(Marsh Harbour) Dans le décor apocalyptique laissé par l’ouragan Dorian aux Bahamas, six hommes vêtus d’une combinaison blanche immaculée transportent péniblement un cadavre dans une housse mortuaire.

Gilles CLARENNE
Agence France-Presse

Ils le déposent sur le plateau d’un camion où gisent d’autres victimes de l’ouragan destructeur. Les housses mortuaires, de couleur kaki, sont alignées de façon précaire sur une palette, puis sanglées.  

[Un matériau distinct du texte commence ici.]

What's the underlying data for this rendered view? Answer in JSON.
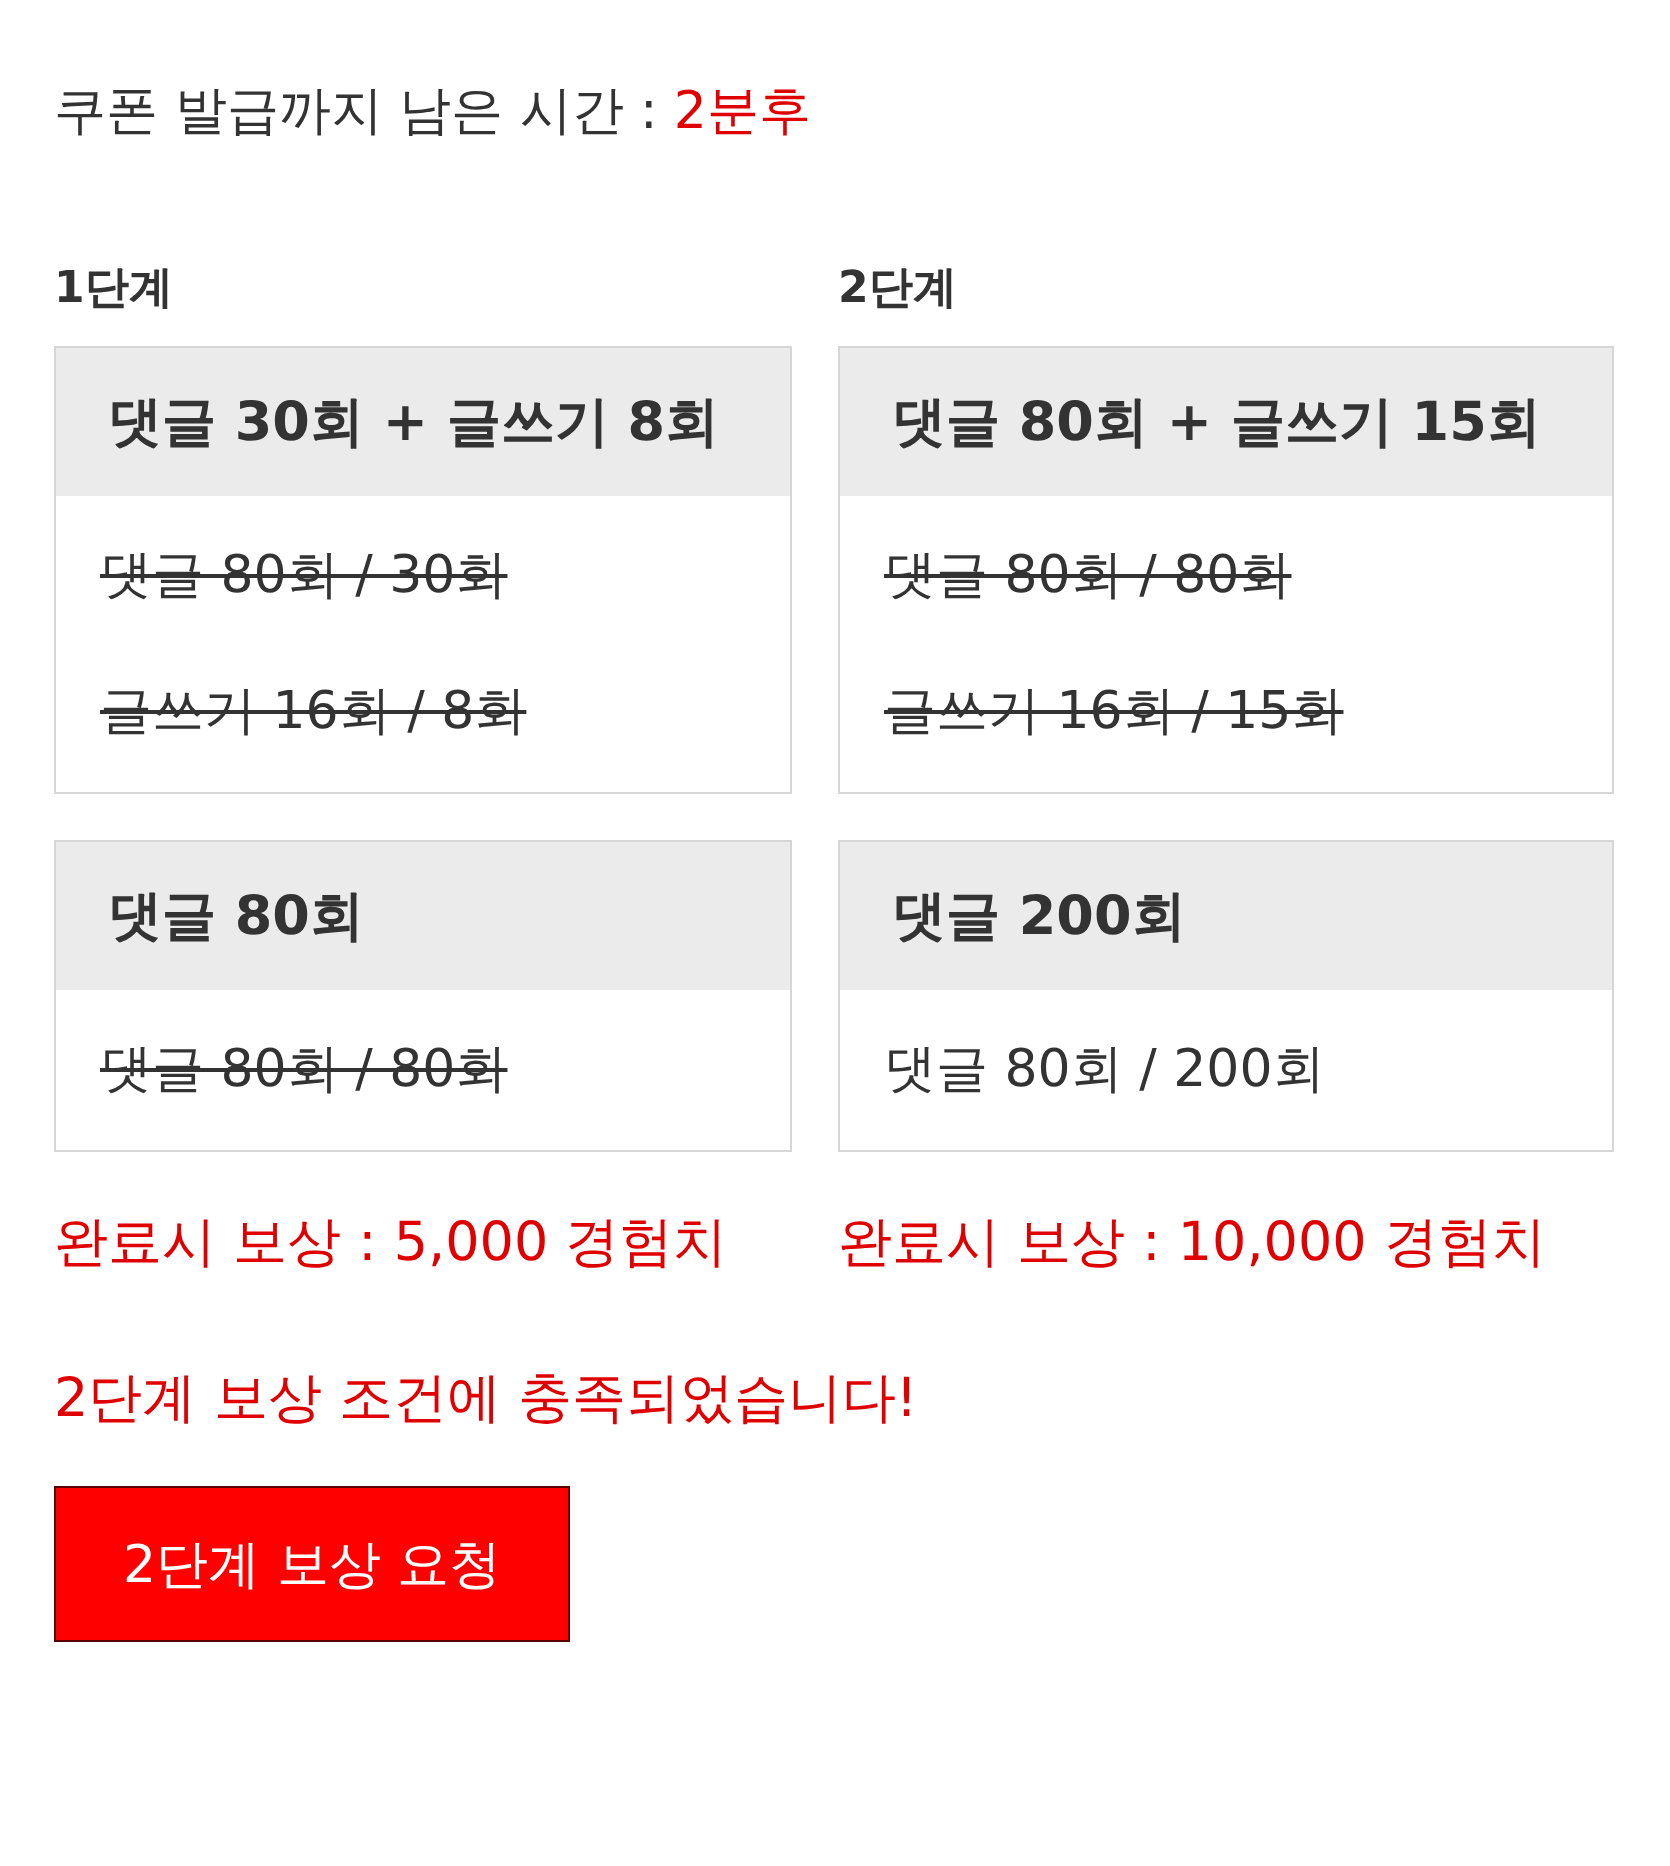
{
  "coupon": {
    "label": "쿠폰 발급까지 남은 시간 :",
    "value": "2분후"
  },
  "stages": [
    {
      "title": "1단계",
      "cards": [
        {
          "heading": "댓글 30회 + 글쓰기 8회",
          "items": [
            {
              "text": "댓글 80회 / 30회",
              "completed": true
            },
            {
              "text": "글쓰기 16회 / 8회",
              "completed": true
            }
          ]
        },
        {
          "heading": "댓글 80회",
          "items": [
            {
              "text": "댓글 80회 / 80회",
              "completed": true
            }
          ]
        }
      ],
      "reward": "완료시 보상 : 5,000 경험치"
    },
    {
      "title": "2단계",
      "cards": [
        {
          "heading": "댓글 80회 + 글쓰기 15회",
          "items": [
            {
              "text": "댓글 80회 / 80회",
              "completed": true
            },
            {
              "text": "글쓰기 16회 / 15회",
              "completed": true
            }
          ]
        },
        {
          "heading": "댓글 200회",
          "items": [
            {
              "text": "댓글 80회 / 200회",
              "completed": false
            }
          ]
        }
      ],
      "reward": "완료시 보상 : 10,000 경험치"
    }
  ],
  "message": "2단계 보상 조건에 충족되었습니다!",
  "button": "2단계 보상 요청"
}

Le véhicule repart, à la recherche d’autres corps, en serpentant sur la chaussée jonchée de débris.  Les hommes chargés de la difficile collecte s’assoient sur le plateau du camion, les jambes pendantes. Ils conservent leurs gants médicaux en latex bleu et le masque de protection recouvrant leur visage.

Spectacle de désolation

Même si le ciel bleu est revenu, le port de Marsh Harbour, dans l’île de Great Abaco, présente de tous les côtés un visage de désolation, tant s’y sont déchaînés les éléments météorologiques.  

« Il y avait un gros immeuble de trois étages juste là », décrit Norwel Gordon, l’ex-chef des pompiers de Marsh Harbour, un talkie-walkie en main. Il désigne un espace où ne subsistent qu’une dalle et des gravats.

En s’effondrant, l’édifice « a fait tomber la partie supérieure de (cette maison) », poursuit-il en montrant des morceaux de bâti dispersés assez loin.

À perte de vue se succèdent des habitations au toit arraché, d’autres semblant avoir été pilonnées, des arbres déracinés ou aux branches cassées.  

Deux jeunes hommes, tirant chacun une valise à roulettes, semblent fuir ce chaos. Tout le monde s’attend, comme l’ont dit le premier ministre et d’autres membres du gouvernement de l’archipel, à ce que le bilan des morts s’alourdisse. Le compteur provisoire est pour l’instant arrêté à 20 décès.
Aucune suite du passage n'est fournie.